Illustrations for object and attribute predictions #35

Open mrfarazi opened 6 years ago

mrfarazi commented 6 years ago

Hello @peteanderson80

I was wondering how to generate the figure showing the object and attribute predictions for salient image regions with bounding boxes and labels (like the figure in this repo).

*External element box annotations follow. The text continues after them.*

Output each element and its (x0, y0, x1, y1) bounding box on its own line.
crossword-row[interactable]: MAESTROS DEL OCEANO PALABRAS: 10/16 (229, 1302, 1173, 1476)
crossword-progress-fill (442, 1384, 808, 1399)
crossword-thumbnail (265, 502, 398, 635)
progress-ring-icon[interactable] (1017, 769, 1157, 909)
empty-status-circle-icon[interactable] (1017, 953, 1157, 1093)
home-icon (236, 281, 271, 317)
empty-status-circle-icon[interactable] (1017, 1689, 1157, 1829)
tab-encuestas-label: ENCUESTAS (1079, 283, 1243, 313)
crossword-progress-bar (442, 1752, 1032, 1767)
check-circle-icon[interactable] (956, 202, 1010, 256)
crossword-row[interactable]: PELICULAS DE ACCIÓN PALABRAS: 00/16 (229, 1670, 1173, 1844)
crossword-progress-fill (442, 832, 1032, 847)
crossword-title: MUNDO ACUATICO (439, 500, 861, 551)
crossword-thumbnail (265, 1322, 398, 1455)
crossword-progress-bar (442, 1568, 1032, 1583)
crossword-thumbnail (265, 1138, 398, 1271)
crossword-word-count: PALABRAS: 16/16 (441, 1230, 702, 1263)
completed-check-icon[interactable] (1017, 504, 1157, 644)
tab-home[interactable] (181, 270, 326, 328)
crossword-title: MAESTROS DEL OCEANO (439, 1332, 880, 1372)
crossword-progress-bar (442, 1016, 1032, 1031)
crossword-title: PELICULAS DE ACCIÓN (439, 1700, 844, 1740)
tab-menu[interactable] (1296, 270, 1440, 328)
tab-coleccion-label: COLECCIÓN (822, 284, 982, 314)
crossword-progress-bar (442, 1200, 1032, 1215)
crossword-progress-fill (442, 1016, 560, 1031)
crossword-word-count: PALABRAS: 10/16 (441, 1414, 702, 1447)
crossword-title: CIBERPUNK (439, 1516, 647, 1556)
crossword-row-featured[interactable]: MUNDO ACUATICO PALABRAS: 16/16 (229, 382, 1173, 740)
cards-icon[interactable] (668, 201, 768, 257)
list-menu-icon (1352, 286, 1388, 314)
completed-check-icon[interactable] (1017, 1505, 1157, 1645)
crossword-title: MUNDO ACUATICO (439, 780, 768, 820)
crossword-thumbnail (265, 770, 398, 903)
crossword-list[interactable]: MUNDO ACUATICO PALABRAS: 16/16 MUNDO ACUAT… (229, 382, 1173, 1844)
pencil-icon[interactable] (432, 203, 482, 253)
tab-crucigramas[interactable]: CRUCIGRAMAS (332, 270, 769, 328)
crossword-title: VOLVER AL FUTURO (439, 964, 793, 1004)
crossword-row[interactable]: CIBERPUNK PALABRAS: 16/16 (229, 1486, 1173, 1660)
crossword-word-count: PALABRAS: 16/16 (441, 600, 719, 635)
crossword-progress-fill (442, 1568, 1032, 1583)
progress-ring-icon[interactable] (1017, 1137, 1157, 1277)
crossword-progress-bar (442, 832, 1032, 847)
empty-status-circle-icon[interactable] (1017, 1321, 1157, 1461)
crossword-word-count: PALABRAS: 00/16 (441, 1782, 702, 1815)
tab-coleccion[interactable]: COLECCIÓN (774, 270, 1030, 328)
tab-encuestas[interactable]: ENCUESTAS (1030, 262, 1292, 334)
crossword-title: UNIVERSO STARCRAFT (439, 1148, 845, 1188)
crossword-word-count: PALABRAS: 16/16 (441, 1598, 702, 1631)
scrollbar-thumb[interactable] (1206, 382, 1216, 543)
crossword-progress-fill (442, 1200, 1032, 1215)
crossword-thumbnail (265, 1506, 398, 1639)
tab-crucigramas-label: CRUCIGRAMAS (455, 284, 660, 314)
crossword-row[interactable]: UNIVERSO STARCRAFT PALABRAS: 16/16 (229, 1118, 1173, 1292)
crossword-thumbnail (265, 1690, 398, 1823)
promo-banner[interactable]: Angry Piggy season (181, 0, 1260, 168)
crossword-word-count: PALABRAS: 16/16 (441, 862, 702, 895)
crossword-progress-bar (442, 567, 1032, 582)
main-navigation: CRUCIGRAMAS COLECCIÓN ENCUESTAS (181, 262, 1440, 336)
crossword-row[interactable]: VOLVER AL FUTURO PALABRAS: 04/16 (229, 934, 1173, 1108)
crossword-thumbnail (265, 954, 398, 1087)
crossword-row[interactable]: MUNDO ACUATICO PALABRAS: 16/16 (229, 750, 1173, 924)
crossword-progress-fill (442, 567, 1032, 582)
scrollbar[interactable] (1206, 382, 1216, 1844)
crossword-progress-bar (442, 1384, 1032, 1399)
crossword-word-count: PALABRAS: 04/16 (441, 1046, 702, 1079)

ZhuFengdaaa commented 6 years ago

Asking for the visualization code. +1

peteanderson80 commented 6 years ago

There is some code in our caption model repo for this: https://github.com/peteanderson80/Up-Down-Captioner/blob/master/scripts/demo.ipynb

liiiiiiiiil commented 6 years ago

There is some code in our caption model repo for this: https://github.com/peteanderson80/Up-Down-Captioner/blob/master/scripts/demo.ipynb

Did you give the 'objects' and 'attrs' in your tsv file? I try to get the image tag in your tsv file, but got 'None'

peteanderson80 commented 6 years ago

No, I don't think the object and attribute labels are in the tsv files. In hindsight, we should have included them. The demo above is end-to-end, i.e. running Faster R-CNN on the image (not using precomputed features).

Rushing-Life commented 2 years ago

Hi, can you share the tsv file with object and attribute tags! Thank you very much for your contribution!